Серый отошел от клетки с зубробизоном и высунулся в проход. В дверях стояла пожилая краснолицая женщина в ватнике и кирзовых сапогах. Сама женщина была большая, почти квадратная, а ноги тонкие и ровные как палочки. Даже коленки не выдавались.
– Возьму, возьму, теть Лиза, не шуми. Успею еще, – крикнул Серый.
– И то. Я гляжу – стоит да стоит… А чего это у тебя за экскурсия? Никак юннаты такие хлипкие пошли?
– Я не юннат, – выступил вперед мальчик. – Я – Изюмка.
Женщина показалась ему сердитой и, может быть, даже была начальницей. Чтобы не подводить Серого, Изюмка решил отрекомендоваться сам и в случае чего сообщить, что он больше не будет.
Но женщина вдруг расплылась в улыбке и пропела:
– Как, как ты выговорил-то? Изю-у-у-мка? Ах ты, голубчик мой! – стуча сапогами, она широко зашагала по коридору. Изюмка на всякий случай спрятался за Серого.
– Да не пугай ты его, теть Лиза! – досадливо улыбаясь, попросил Серый. – Пусть попривыкнет.
– Кто ж он тебе? – остановившись как по команде, спросила тетя Лиза.
– Да никто. Так. Сам пришел, – Серый смущенно поежился, словно в том, что мальчик не доводился ему никакой родней, было что-то неприличное.
– Ну ладно. Я побегла, – согласилась тетя Лиза, и совсем уже было собралась уходить, как вдруг спохватилась. – А у тебя есть чем покормить-то его, бобыль ты замшелый!
– Да есть, есть! – заторопился Серый. – Хлеб и печенье, и паштет еще…
– А я и вовсе сытый, – высунулся Изюмка. Теперь тетя Лиза вовсе не казалась ему сердитой.

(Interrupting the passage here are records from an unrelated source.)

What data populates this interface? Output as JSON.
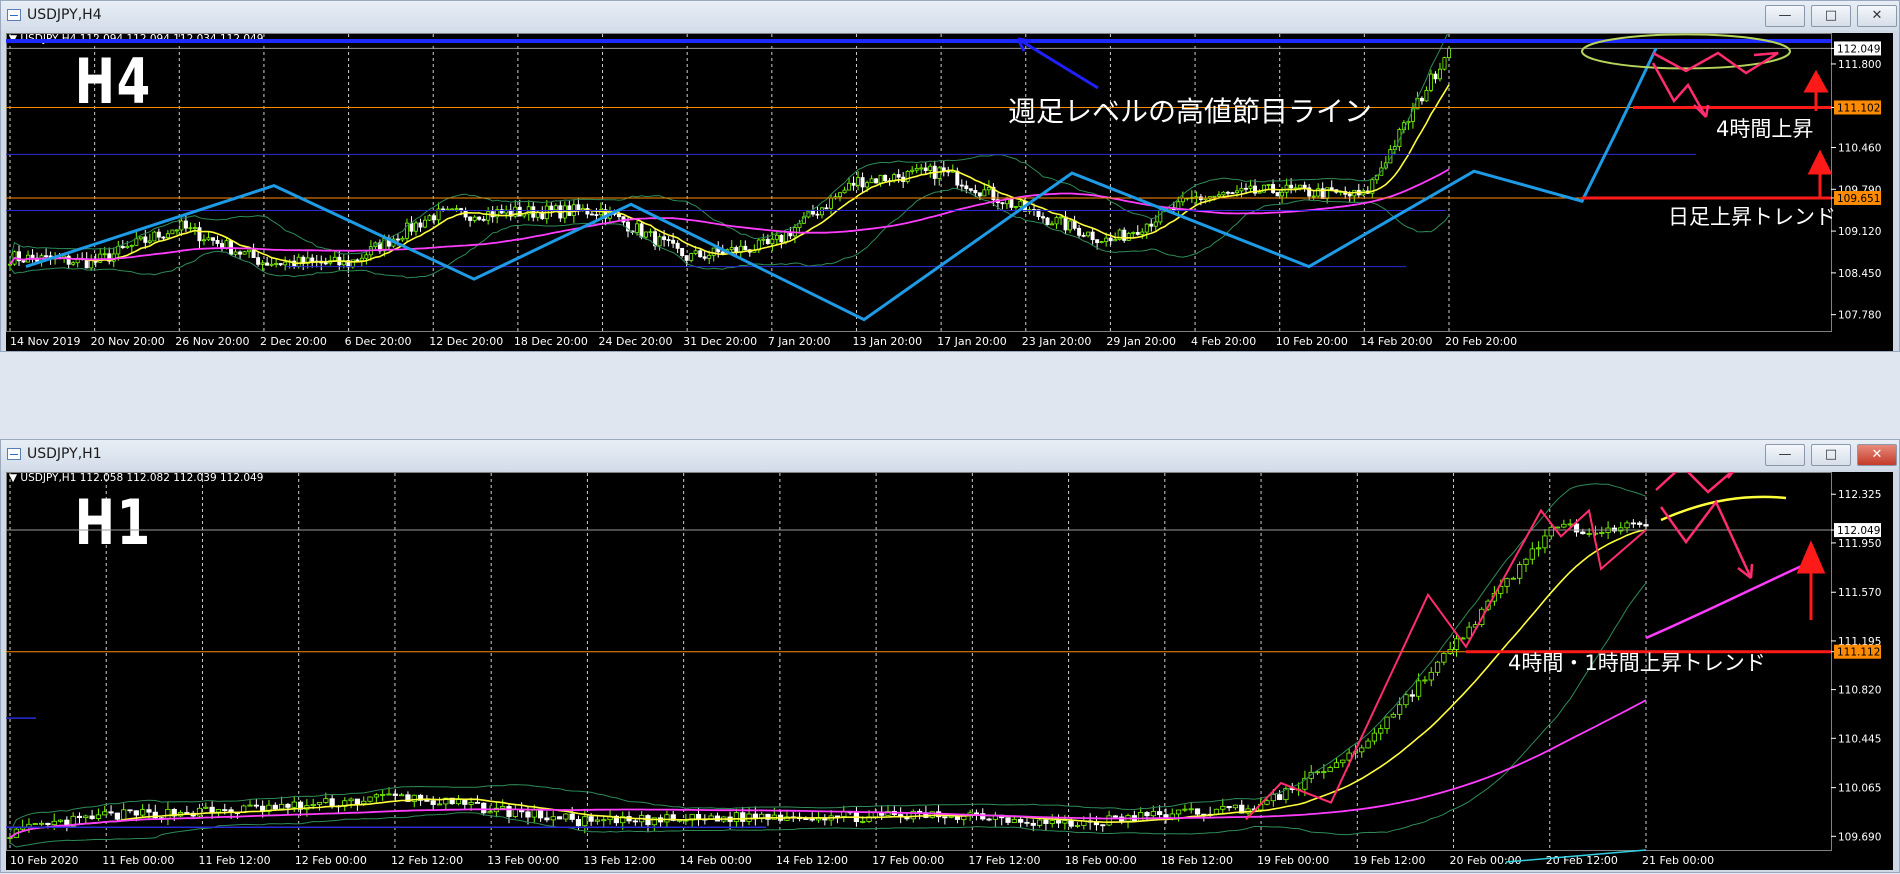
{
  "windows": [
    {
      "title": "USDJPY,H4",
      "info": "▼ USDJPY,H4  112.094 112.094 112.034 112.049",
      "label": "H4",
      "price_levels": [
        "112.049",
        "111.800",
        "111.102",
        "110.460",
        "109.790",
        "109.651",
        "109.120",
        "108.450",
        "107.780"
      ],
      "time_labels": [
        "14 Nov 2019",
        "20 Nov 20:00",
        "26 Nov 20:00",
        "2 Dec 20:00",
        "6 Dec 20:00",
        "12 Dec 20:00",
        "18 Dec 20:00",
        "24 Dec 20:00",
        "31 Dec 20:00",
        "7 Jan 20:00",
        "13 Jan 20:00",
        "17 Jan 20:00",
        "23 Jan 20:00",
        "29 Jan 20:00",
        "4 Feb 20:00",
        "10 Feb 20:00",
        "14 Feb 20:00",
        "20 Feb 20:00"
      ],
      "annotations": [
        "週足レベルの高値節目ライン",
        "4時間上昇",
        "日足上昇トレンド"
      ]
    },
    {
      "title": "USDJPY,H1",
      "info": "▼ USDJPY,H1  112.058 112.082 112.039 112.049",
      "label": "H1",
      "price_levels": [
        "112.325",
        "112.049",
        "111.950",
        "111.570",
        "111.195",
        "111.112",
        "110.820",
        "110.445",
        "110.065",
        "109.690"
      ],
      "time_labels": [
        "10 Feb 2020",
        "11 Feb 00:00",
        "11 Feb 12:00",
        "12 Feb 00:00",
        "12 Feb 12:00",
        "13 Feb 00:00",
        "13 Feb 12:00",
        "14 Feb 00:00",
        "14 Feb 12:00",
        "17 Feb 00:00",
        "17 Feb 12:00",
        "18 Feb 00:00",
        "18 Feb 12:00",
        "19 Feb 00:00",
        "19 Feb 12:00",
        "20 Feb 00:00",
        "20 Feb 12:00",
        "21 Feb 00:00"
      ],
      "annotations": [
        "4時間・1時間上昇トレンド"
      ]
    }
  ],
  "colors": {
    "background": "#000000",
    "candle_up": "#7CFC00",
    "candle_down": "#FFFFFF",
    "ma_fast": "#FFFF3C",
    "ma_slow": "#FF3CFF",
    "bands": "#2E8B57",
    "zigzag": "#1E9BE6",
    "annotation_red": "#FF1A1A",
    "annotation_pink": "#FF2D6E"
  },
  "chart_data": [
    {
      "type": "candlestick",
      "symbol": "USDJPY",
      "timeframe": "H4",
      "ylim": [
        107.55,
        112.2
      ],
      "highlighted_levels": [
        112.049,
        111.102,
        109.651
      ],
      "series": [
        {
          "kind": "close",
          "x": [
            "14 Nov 2019",
            "20 Nov 20:00",
            "26 Nov 20:00",
            "2 Dec 20:00",
            "6 Dec 20:00",
            "12 Dec 20:00",
            "18 Dec 20:00",
            "24 Dec 20:00",
            "31 Dec 20:00",
            "7 Jan 20:00",
            "13 Jan 20:00",
            "17 Jan 20:00",
            "23 Jan 20:00",
            "29 Jan 20:00",
            "4 Feb 20:00",
            "10 Feb 20:00",
            "14 Feb 20:00",
            "20 Feb 20:00"
          ],
          "values": [
            108.7,
            108.62,
            109.2,
            108.62,
            108.6,
            109.38,
            109.42,
            109.45,
            108.7,
            108.9,
            109.92,
            110.08,
            109.45,
            108.95,
            109.65,
            109.78,
            109.68,
            112.05
          ]
        }
      ]
    },
    {
      "type": "candlestick",
      "symbol": "USDJPY",
      "timeframe": "H1",
      "ylim": [
        109.6,
        112.45
      ],
      "highlighted_levels": [
        112.049,
        111.112
      ],
      "series": [
        {
          "kind": "close",
          "x": [
            "10 Feb 2020",
            "11 Feb 00:00",
            "11 Feb 12:00",
            "12 Feb 00:00",
            "12 Feb 12:00",
            "13 Feb 00:00",
            "13 Feb 12:00",
            "14 Feb 00:00",
            "14 Feb 12:00",
            "17 Feb 00:00",
            "17 Feb 12:00",
            "18 Feb 00:00",
            "18 Feb 12:00",
            "19 Feb 00:00",
            "19 Feb 12:00",
            "20 Feb 00:00",
            "20 Feb 12:00",
            "21 Feb 00:00"
          ],
          "values": [
            109.72,
            109.85,
            109.88,
            109.92,
            110.0,
            109.9,
            109.8,
            109.82,
            109.85,
            109.84,
            109.86,
            109.78,
            109.86,
            109.92,
            110.35,
            111.15,
            112.05,
            112.08
          ]
        }
      ]
    }
  ]
}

– Ладно! Знаю я тебя! – женщина погрозила Серому разбухшим пальцем и ушла, громко топая сапогами.
– Кто она? – спросил Изюмка, когда шаги стихли.
– В кочегарке на слоновнике работает. Шумит много, но женщина сердешная, – сказал Серый и улыбнулся, вспомнив. – Всегда говорит: я старая, больная женщина, чего вы от меня хотите? А в ту зиму, слышь, снег у яков в клетку кидали, потом оттепель, кучу к утру схватило. Як Кешка на нее влез, да и вышел как по горке из клетки. Утром пришли девчонки на козлятник – глядь, Кешка у пруда гуляет. Они туда, сюда – никого нет. Тут тетка Лиза. И что ж ты думаешь? Берет, слышь, скамейку наперевес, вот эдак, и идет на Кешку. У скамейки ножки вот эдак торчат. Кешка глянул и обалдел, ясное дело. Супротив таких рогов не попрешь. Подумал Кешка, подумал, и ушел обратно в клетку по той же куче. Теть Лиза скамейку бросила, за сердце схватилась. Однако, пока девчонки кучу раскидывали, не ушла никуда, Кешку с хворостиной караулила… Вот так-то…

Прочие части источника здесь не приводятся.